There are two alleles of each gene: C and c, D and d, E and e. An individual could be homozygous or heterozygous for any of the 3 genes. It should be noted that the D gene produces the D antigen, but the allele d does not produce any antigen (silent gene or amorph). All the other alleles C, c, E and e produce their respective antigens.

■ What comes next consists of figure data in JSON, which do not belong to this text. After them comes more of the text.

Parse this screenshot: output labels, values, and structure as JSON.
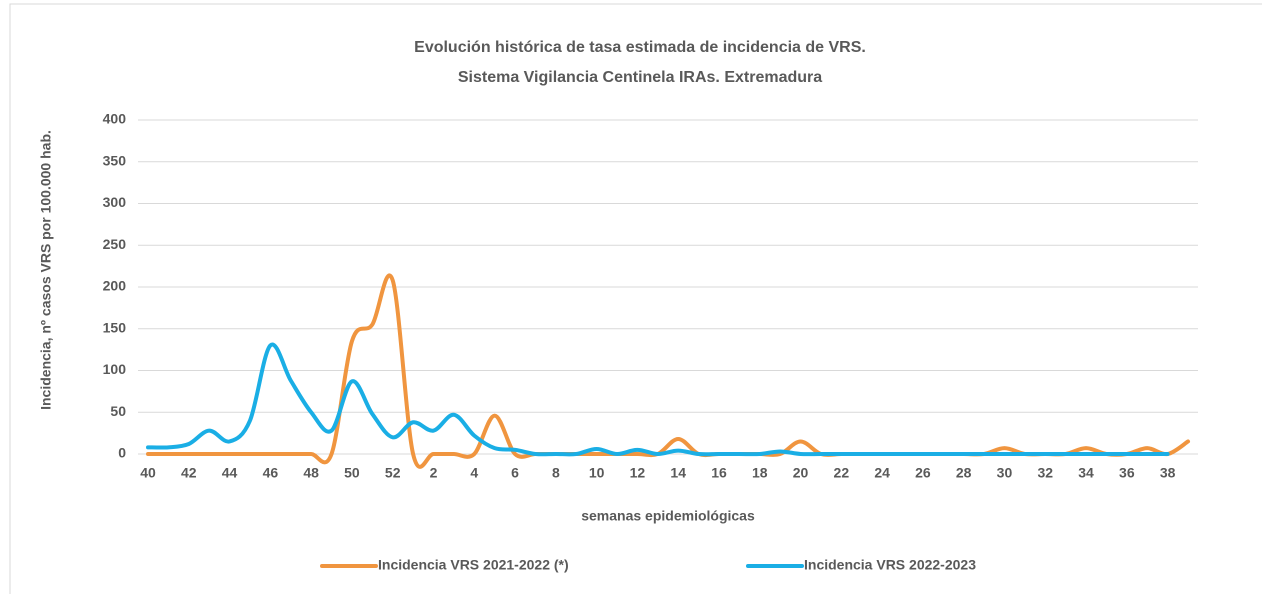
{
  "chart_data": {
    "type": "line",
    "title": [
      "Evolución histórica de tasa estimada de  incidencia de VRS.",
      "Sistema Vigilancia Centinela IRAs. Extremadura"
    ],
    "x_label": "semanas epidemiológicas",
    "y_label": "Incidencia, nº casos VRS  por 100.000 hab.",
    "categories": [
      40,
      null,
      42,
      null,
      44,
      null,
      46,
      null,
      48,
      null,
      50,
      null,
      52,
      null,
      2,
      null,
      4,
      null,
      6,
      null,
      8,
      null,
      10,
      null,
      12,
      null,
      14,
      null,
      16,
      null,
      18,
      null,
      20,
      null,
      22,
      null,
      24,
      null,
      26,
      null,
      28,
      null,
      30,
      null,
      32,
      null,
      34,
      null,
      36,
      null,
      38,
      null
    ],
    "series": [
      {
        "name": "Incidencia VRS 2021-2022 (*)",
        "color": "#f0953f",
        "values": [
          0,
          0,
          0,
          0,
          0,
          0,
          0,
          0,
          0,
          0,
          135,
          155,
          208,
          0,
          0,
          0,
          0,
          46,
          0,
          0,
          0,
          0,
          0,
          0,
          0,
          0,
          18,
          0,
          0,
          0,
          0,
          0,
          15,
          0,
          0,
          0,
          0,
          0,
          0,
          0,
          0,
          0,
          7,
          0,
          0,
          0,
          7,
          0,
          0,
          7,
          0,
          15
        ]
      },
      {
        "name": "Incidencia VRS 2022-2023",
        "color": "#1aaee5",
        "values": [
          8,
          8,
          12,
          28,
          15,
          40,
          130,
          88,
          50,
          28,
          87,
          48,
          20,
          38,
          28,
          47,
          22,
          7,
          5,
          0,
          0,
          0,
          6,
          0,
          5,
          0,
          4,
          0,
          0,
          0,
          0,
          3,
          0,
          0,
          0,
          0,
          0,
          0,
          0,
          0,
          0,
          0,
          0,
          0,
          0,
          0,
          0,
          0,
          0,
          0,
          0,
          null
        ]
      }
    ],
    "ylim": [
      0,
      400
    ],
    "yticks": [
      0,
      50,
      100,
      150,
      200,
      250,
      300,
      350,
      400
    ],
    "grid": true,
    "legend": "bottom"
  }
}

In the Fisher-Race system, the gene as well as the antigen it produces on the red cell are given the same symbol. If one chromosome of an individual carried the alleles DCe, and the homologous chromosome had DcE at identical loci, the antigens present on the person’s RBCs would be D, C, c, E and e. Each of the antigens can be detected by testing the RBCs with antisera specific for the various antigens.
The Wiener Model:
A somewhat different model has been proposed by Wiener. According to Wiener there is a single gene with multiple alleles (8 major alleles) controlling Rh. The 8 alleles are R°, R1,R2,Rz, r, r1, r” ry. Each gene produces an antigen on the red cell called an agglutinogen. Each agglutinogen can be recognised by reaction with specific antibodies.
Both the models of Fisher-Race and Wiener seem to arrive at the same conclusion. The 3 genes of Fisher-Race can produce 8 different combinations: CDE, CDe, CdE, cDE, cdE, Cde, cDe, cde. The combinations of the alleles of the 3 genes in a way correspond to the 8 alleles of Wiener. Most geneticists use the Fisher-Race system as it is more convenient.